Crawler Service Tests:

  1. Test article processing with translation enabled
  2. Test article processing with translation disabled
  3. Test article processing when translation fails
  4. Test database document structure includes new fields
  5. Test console output formatting

Manual Testing

End-to-End Workflow:

  1. Enable Ollama in configuration
  2. Trigger crawl with max_articles=2
  3. Verify console shows translation status
  4. Check MongoDB for title_en and translated_at fields
  5. Send test newsletter
  6. Verify email displays English title with German subtitle

Test Scenarios:

  • Fresh crawl with Ollama enabled
  • Re-crawl existing articles (should skip translation)
  • Crawl with Ollama disabled
  • Crawl with Ollama server stopped (simulate failure)

Performance Testing

Metrics to Monitor:

  • Translation duration per article (target: < 2 seconds)
  • Impact on total crawl time (translation + summarization)
  • Ollama server resource usage

Expected Performance:

  • Translation: ~0.5-1.5 seconds per title
  • Total per article: ~3-5 seconds (translation + summarization)
  • Acceptable for batch processing during scheduled crawls

Configuration

No New Configuration Required

The translation feature uses existing Ollama configuration:

# From config.py (existing)
OLLAMA_ENABLED = True/False
OLLAMA_BASE_URL = "http://ollama:11434"
OLLAMA_MODEL = "phi3:latest"
OLLAMA_TIMEOUT = 30

Rationale: Simplifies deployment and maintains consistency. Translation is automatically enabled/disabled with the existing OLLAMA_ENABLED flag.

Deployment Considerations

Docker Container Updates

Affected Services:

  • crawler service: Needs rebuild to include new translation code
  • sender service: Needs rebuild to include updated newsletter template

Deployment Steps:

  1. Update code in news_crawler/ollama_client.py
  2. Update code in news_crawler/crawler_service.py
  3. Update template in news_sender/newsletter_template.html
  4. Rebuild containers: docker-compose up -d --build crawler sender
  5. No database migration needed (new fields are nullable)

Backward Compatibility

Existing Articles: Articles without title_en will display German title only (graceful fallback)

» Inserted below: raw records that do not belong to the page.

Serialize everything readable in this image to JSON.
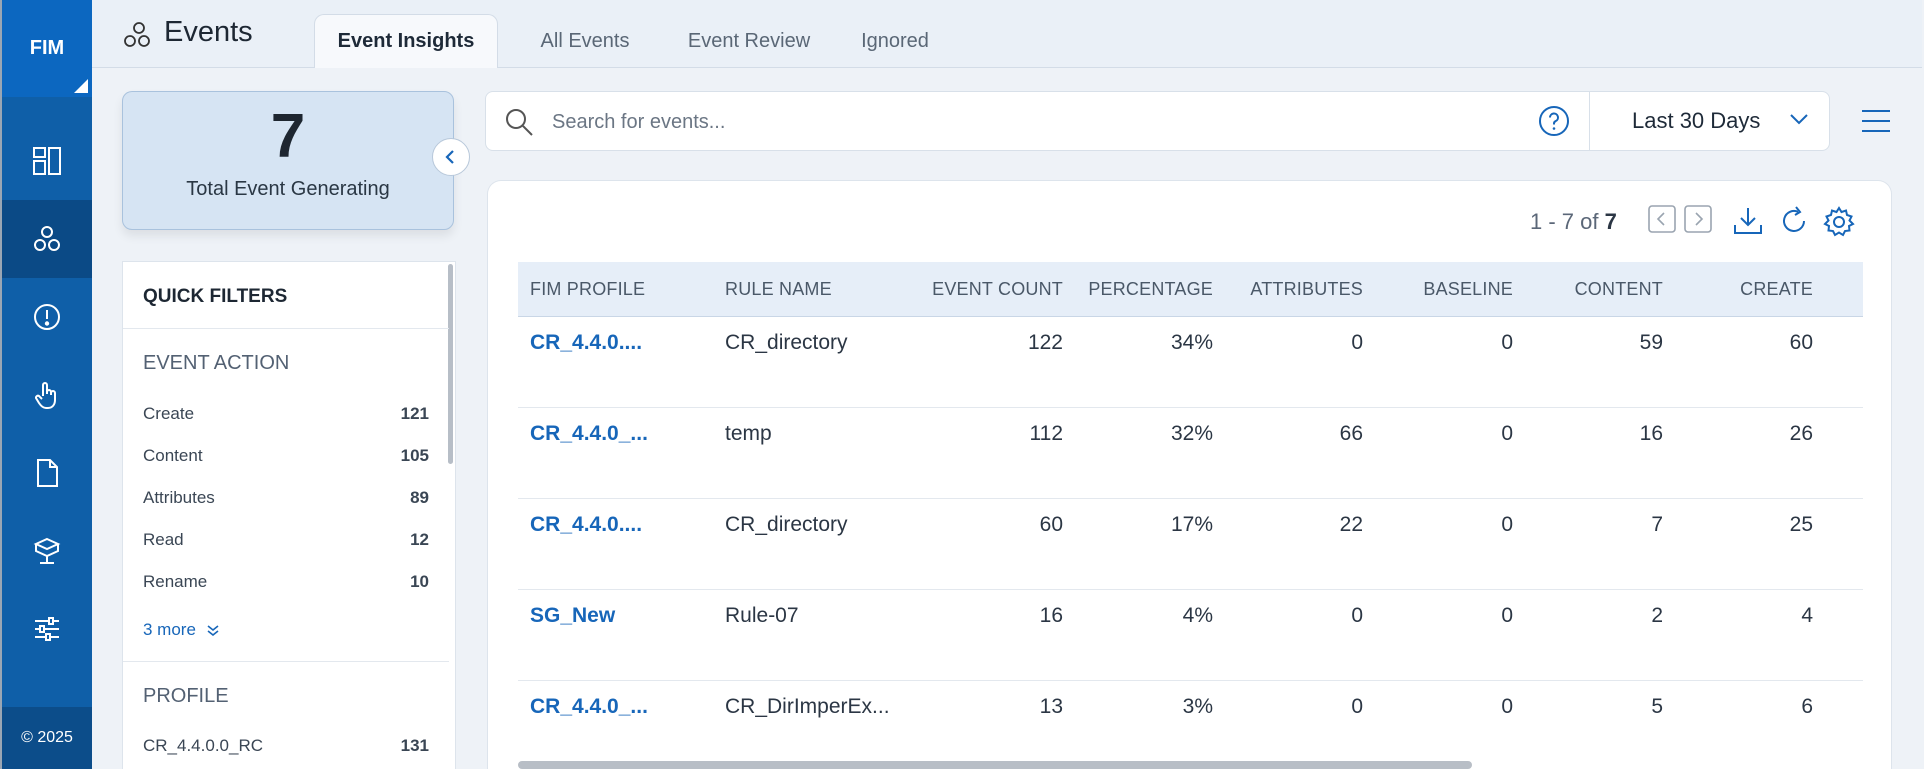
{
  "sidebar": {
    "logo": "FIM",
    "copyright": "© 2025",
    "items": [
      {
        "icon": "dashboard-icon"
      },
      {
        "icon": "events-icon",
        "active": true
      },
      {
        "icon": "alert-icon"
      },
      {
        "icon": "touch-icon"
      },
      {
        "icon": "document-icon"
      },
      {
        "icon": "assets-icon"
      },
      {
        "icon": "settings-sliders-icon"
      }
    ]
  },
  "header": {
    "title": "Events",
    "tabs": [
      {
        "label": "Event Insights",
        "active": true
      },
      {
        "label": "All Events"
      },
      {
        "label": "Event Review"
      },
      {
        "label": "Ignored"
      }
    ]
  },
  "summary": {
    "total_value": "7",
    "total_label": "Total Event Generating"
  },
  "quick_filters": {
    "title": "QUICK FILTERS",
    "event_action": {
      "heading": "EVENT ACTION",
      "items": [
        {
          "label": "Create",
          "count": "121"
        },
        {
          "label": "Content",
          "count": "105"
        },
        {
          "label": "Attributes",
          "count": "89"
        },
        {
          "label": "Read",
          "count": "12"
        },
        {
          "label": "Rename",
          "count": "10"
        }
      ],
      "more": "3 more"
    },
    "profile": {
      "heading": "PROFILE",
      "items": [
        {
          "label": "CR_4.4.0.0_RC",
          "count": "131"
        }
      ]
    }
  },
  "search": {
    "placeholder": "Search for events...",
    "date_range": "Last 30 Days"
  },
  "pager": {
    "range": "1 - 7 of",
    "total": "7"
  },
  "table": {
    "columns": [
      "FIM PROFILE",
      "RULE NAME",
      "EVENT COUNT",
      "PERCENTAGE",
      "ATTRIBUTES",
      "BASELINE",
      "CONTENT",
      "CREATE"
    ],
    "rows": [
      [
        "CR_4.4.0....",
        "CR_directory",
        "122",
        "34%",
        "0",
        "0",
        "59",
        "60"
      ],
      [
        "CR_4.4.0_...",
        "temp",
        "112",
        "32%",
        "66",
        "0",
        "16",
        "26"
      ],
      [
        "CR_4.4.0....",
        "CR_directory",
        "60",
        "17%",
        "22",
        "0",
        "7",
        "25"
      ],
      [
        "SG_New",
        "Rule-07",
        "16",
        "4%",
        "0",
        "0",
        "2",
        "4"
      ],
      [
        "CR_4.4.0_...",
        "CR_DirImperEx...",
        "13",
        "3%",
        "0",
        "0",
        "5",
        "6"
      ]
    ]
  }
}
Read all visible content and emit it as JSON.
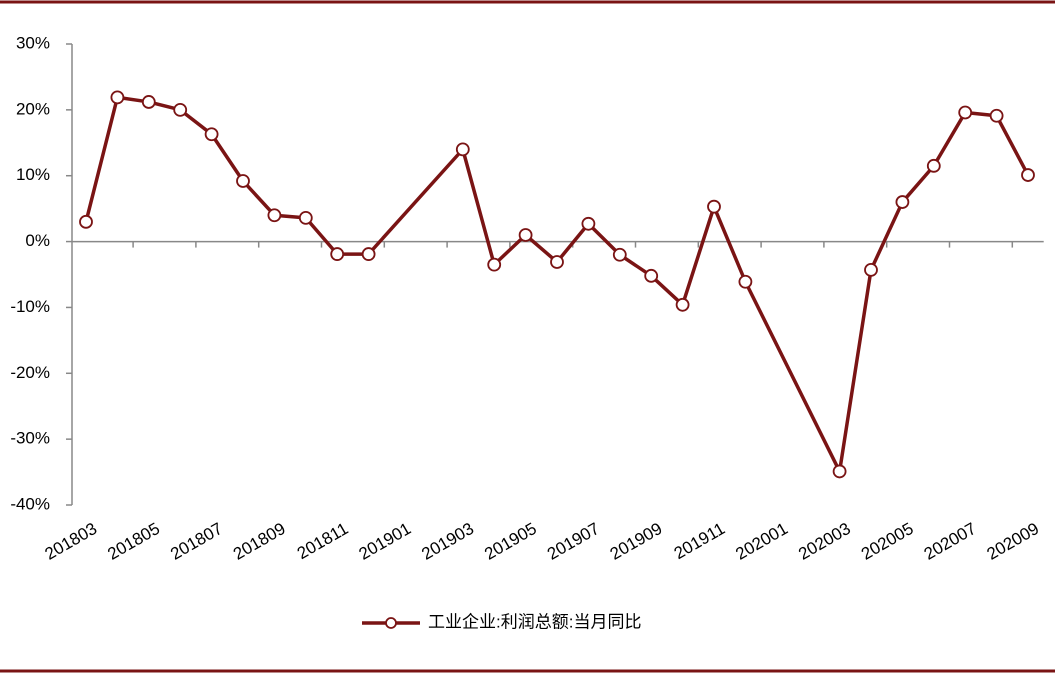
{
  "chart_data": {
    "type": "line",
    "categories": [
      "201803",
      null,
      "201805",
      null,
      "201807",
      null,
      "201809",
      null,
      "201811",
      null,
      "201901",
      null,
      "201903",
      null,
      "201905",
      null,
      "201907",
      null,
      "201909",
      null,
      "201911",
      null,
      "202001",
      null,
      "202003",
      null,
      "202005",
      null,
      "202007",
      null,
      "202009"
    ],
    "series": [
      {
        "name": "工业企业:利润总额:当月同比",
        "color": "#7a1414",
        "values": [
          3.0,
          21.9,
          21.2,
          20.0,
          16.3,
          9.2,
          4.0,
          3.6,
          -1.9,
          -1.9,
          null,
          null,
          14.0,
          -3.5,
          1.0,
          -3.1,
          2.7,
          -2.0,
          -5.2,
          -9.6,
          5.3,
          -6.1,
          null,
          null,
          -34.9,
          -4.3,
          6.0,
          11.5,
          19.6,
          19.1,
          10.1
        ]
      }
    ],
    "ylim": [
      -40,
      30
    ],
    "yticks": [
      {
        "value": -40,
        "label": "-40%"
      },
      {
        "value": -30,
        "label": "-30%"
      },
      {
        "value": -20,
        "label": "-20%"
      },
      {
        "value": -10,
        "label": "-10%"
      },
      {
        "value": 0,
        "label": "0%"
      },
      {
        "value": 10,
        "label": "10%"
      },
      {
        "value": 20,
        "label": "20%"
      },
      {
        "value": 30,
        "label": "30%"
      }
    ],
    "connect_gaps": true,
    "legend": "bottom"
  }
}
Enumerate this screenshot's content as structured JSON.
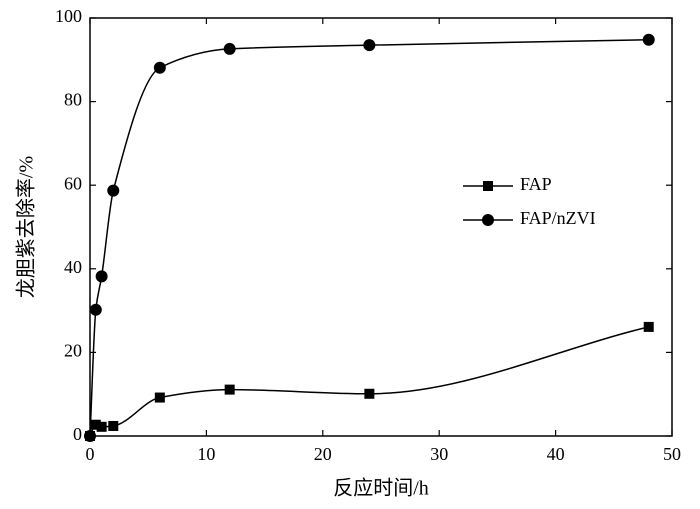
{
  "chart_data": {
    "type": "line",
    "xlabel": "反应时间/h",
    "ylabel": "龙胆紫去除率/%",
    "x": [
      0,
      0.5,
      1,
      2,
      6,
      12,
      24,
      48
    ],
    "series": [
      {
        "name": "FAP",
        "color": "#000000",
        "marker": "square",
        "values": [
          0,
          2.7,
          2.2,
          2.4,
          9.2,
          11.1,
          10.1,
          26.1
        ]
      },
      {
        "name": "FAP/nZVI",
        "color": "#000000",
        "marker": "circle",
        "values": [
          0,
          30.2,
          38.2,
          58.7,
          88.1,
          92.6,
          93.5,
          94.8
        ]
      }
    ],
    "xlim": [
      0,
      50
    ],
    "xticks": [
      0,
      10,
      20,
      30,
      40,
      50
    ],
    "ylim": [
      0,
      100
    ],
    "yticks": [
      0,
      20,
      40,
      60,
      80,
      100
    ],
    "legend": "right"
  }
}
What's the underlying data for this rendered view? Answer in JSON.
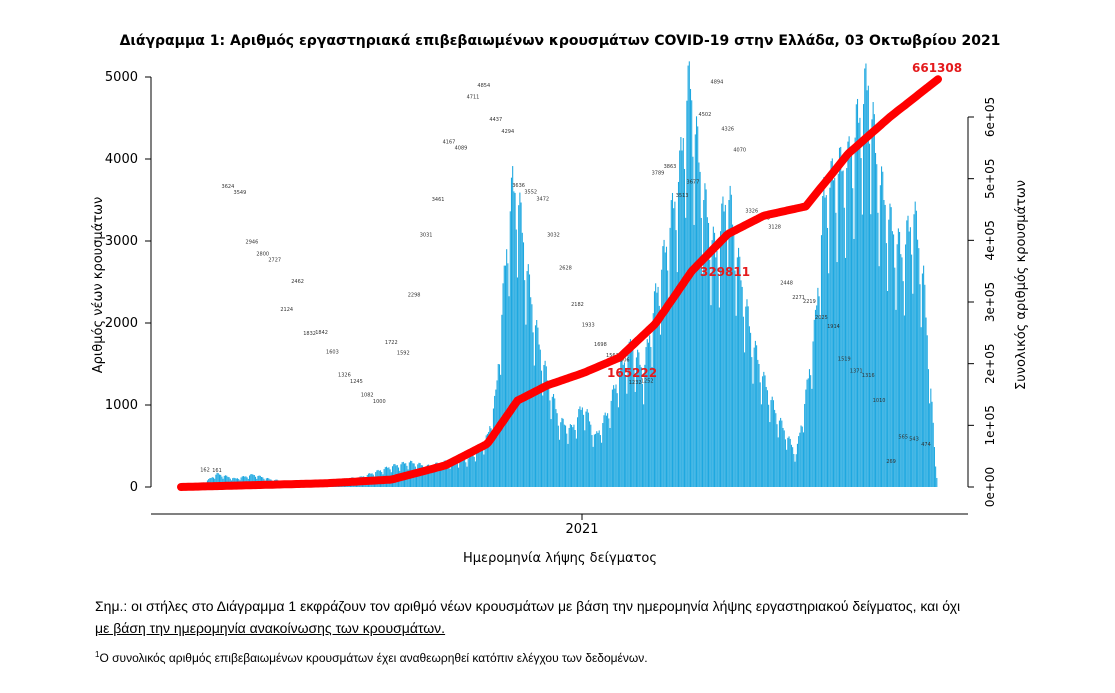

No Breaking Changes: Newsletter template handles NULL title_en values

Rollback Plan

If issues arise:

  1. Revert code changes
  2. Rebuild containers
  3. Existing articles with title_en will continue to work
  4. New articles will only have German titles

Future Enhancements

Potential Improvements (Out of Scope)

  1. Batch Translation: Translate multiple titles in single API call for efficiency
  2. Translation Caching: Cache common phrases/words to reduce API calls
  3. Multi-language Support: Add configuration for target language selection
  4. Translation Quality Metrics: Track and log translation quality scores
  5. Retry Logic: Implement retry with exponential backoff for failed translations
  6. Admin API: Add endpoint to re-translate existing articles

These enhancements are not included in the current implementation to maintain simplicity and focus on core functionality.